Australian land developer

William Porteous is a Canadian-born Australian land developer and real estate agent.

==Biography==
Born in Ottawa, Canada, Porteous was raised and educated in Halifax, Nova Scotia. He attended Simon Fraser University in British Columbia where he attained a Bachelor of Arts degree in Resource Management and Town Planning. He worked for a short time as a trainee stock broker trader before coming to Australia in September 1970, when he was employed by the Bond Corporation from 1971 to 1979 as their project manager for various large Bond Corporation ventures.
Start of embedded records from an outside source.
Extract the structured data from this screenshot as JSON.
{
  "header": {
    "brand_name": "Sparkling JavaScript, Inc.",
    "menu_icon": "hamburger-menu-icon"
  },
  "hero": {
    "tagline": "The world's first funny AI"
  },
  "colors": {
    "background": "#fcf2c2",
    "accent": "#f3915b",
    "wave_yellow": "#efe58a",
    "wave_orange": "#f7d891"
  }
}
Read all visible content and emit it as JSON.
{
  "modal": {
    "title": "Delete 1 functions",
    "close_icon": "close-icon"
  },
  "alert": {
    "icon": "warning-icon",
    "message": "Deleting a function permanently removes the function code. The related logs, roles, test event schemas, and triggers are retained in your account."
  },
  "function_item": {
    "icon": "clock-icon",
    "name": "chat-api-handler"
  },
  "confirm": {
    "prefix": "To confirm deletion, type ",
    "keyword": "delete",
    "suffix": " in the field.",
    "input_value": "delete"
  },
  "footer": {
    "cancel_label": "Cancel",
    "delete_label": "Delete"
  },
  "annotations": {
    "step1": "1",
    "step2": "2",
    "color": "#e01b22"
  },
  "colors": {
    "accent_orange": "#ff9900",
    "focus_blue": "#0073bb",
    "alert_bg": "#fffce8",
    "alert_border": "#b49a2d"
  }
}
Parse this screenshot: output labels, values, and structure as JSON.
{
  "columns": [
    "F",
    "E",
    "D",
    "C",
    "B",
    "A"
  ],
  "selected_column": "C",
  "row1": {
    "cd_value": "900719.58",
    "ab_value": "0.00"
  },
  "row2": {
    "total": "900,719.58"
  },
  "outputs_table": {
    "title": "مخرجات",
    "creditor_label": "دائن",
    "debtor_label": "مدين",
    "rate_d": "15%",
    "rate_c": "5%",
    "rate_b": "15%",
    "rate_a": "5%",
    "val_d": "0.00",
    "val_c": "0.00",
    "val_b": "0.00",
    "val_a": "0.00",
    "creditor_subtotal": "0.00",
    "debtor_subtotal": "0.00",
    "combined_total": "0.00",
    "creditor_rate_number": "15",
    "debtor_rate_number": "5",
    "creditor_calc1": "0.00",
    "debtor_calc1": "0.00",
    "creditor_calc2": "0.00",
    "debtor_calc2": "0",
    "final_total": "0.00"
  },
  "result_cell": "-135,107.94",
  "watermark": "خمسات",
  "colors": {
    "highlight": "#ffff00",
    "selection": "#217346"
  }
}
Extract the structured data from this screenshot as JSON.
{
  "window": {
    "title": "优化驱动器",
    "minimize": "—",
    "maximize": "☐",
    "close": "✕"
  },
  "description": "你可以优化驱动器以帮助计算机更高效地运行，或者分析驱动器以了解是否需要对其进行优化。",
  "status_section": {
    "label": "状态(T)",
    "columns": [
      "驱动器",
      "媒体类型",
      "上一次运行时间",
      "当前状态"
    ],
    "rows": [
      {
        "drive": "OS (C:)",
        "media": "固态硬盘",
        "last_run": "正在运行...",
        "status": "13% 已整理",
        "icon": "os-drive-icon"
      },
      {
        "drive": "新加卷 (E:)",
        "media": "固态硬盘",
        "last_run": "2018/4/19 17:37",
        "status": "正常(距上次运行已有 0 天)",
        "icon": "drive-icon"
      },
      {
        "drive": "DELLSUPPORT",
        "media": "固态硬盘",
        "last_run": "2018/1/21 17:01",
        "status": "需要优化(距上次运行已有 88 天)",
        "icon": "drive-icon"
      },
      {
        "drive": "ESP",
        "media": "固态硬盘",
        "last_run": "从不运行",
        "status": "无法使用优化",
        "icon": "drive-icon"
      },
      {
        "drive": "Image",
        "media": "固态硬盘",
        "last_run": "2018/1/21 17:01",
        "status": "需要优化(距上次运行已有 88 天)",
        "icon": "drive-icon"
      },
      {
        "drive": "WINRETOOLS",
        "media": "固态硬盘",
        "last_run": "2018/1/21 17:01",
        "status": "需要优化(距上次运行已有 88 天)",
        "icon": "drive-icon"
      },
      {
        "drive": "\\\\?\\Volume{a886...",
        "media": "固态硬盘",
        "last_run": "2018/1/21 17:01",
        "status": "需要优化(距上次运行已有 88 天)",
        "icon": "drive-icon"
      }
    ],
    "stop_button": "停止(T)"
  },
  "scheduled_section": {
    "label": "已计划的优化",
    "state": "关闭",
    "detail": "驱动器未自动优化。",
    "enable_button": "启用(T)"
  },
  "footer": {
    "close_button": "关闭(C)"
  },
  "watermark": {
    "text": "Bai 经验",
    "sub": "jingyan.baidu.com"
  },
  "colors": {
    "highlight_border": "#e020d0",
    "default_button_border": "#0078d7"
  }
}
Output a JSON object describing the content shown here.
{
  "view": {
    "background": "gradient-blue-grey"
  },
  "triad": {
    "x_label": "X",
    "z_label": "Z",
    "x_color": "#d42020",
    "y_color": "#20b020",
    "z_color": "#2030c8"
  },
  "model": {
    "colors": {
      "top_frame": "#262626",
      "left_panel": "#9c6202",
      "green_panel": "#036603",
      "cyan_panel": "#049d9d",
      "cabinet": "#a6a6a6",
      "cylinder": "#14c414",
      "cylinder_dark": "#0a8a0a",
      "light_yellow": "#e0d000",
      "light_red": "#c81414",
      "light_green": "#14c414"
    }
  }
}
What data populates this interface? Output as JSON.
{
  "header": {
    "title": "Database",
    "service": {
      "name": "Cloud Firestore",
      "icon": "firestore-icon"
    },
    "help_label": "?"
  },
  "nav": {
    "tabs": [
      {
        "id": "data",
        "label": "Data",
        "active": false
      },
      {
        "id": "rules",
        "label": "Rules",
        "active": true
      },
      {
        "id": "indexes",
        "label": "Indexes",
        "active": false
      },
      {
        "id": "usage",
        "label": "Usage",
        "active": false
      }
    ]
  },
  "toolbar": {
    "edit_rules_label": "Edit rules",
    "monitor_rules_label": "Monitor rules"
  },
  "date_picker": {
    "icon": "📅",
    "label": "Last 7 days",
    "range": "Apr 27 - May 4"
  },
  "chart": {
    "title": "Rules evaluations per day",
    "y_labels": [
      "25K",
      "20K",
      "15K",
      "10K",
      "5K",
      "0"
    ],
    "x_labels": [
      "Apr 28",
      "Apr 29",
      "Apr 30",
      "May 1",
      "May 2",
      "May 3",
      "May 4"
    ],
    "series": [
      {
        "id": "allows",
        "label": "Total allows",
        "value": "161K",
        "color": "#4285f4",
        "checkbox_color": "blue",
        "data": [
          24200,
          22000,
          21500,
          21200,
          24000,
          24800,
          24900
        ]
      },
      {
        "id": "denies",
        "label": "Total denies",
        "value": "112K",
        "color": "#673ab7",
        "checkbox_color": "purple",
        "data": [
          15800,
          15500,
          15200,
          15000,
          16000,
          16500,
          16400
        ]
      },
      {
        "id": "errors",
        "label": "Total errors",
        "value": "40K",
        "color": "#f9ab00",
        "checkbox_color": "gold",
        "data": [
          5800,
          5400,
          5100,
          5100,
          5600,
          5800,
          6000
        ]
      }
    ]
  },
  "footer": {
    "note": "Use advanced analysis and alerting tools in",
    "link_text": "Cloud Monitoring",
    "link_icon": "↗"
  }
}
Porteous undertook several substantial property development projects of his own in Western Australia. In 1979 he accepted Acton Consolidated's offer to join their organization. He was appointed a director and partner of the Acton Group in 1983. In 2008, he embarked on his own and created William Porteous Properties International. Porteous specialises in prestige properties and developments. He is best known for his success in the top price range luxury properties and developments, especially in the Western suburbs, and as an auctioneer. In December 2009, he sold a property in Mosman Park for A$57.5 million, setting a record for the most expensive house ever sold in Australia.

On 25 June 1992, he married Perth socialite Rose Hancock whose former husband (deceased a few months earlier) was Lang Hancock, the iron ore magnate, William's friend.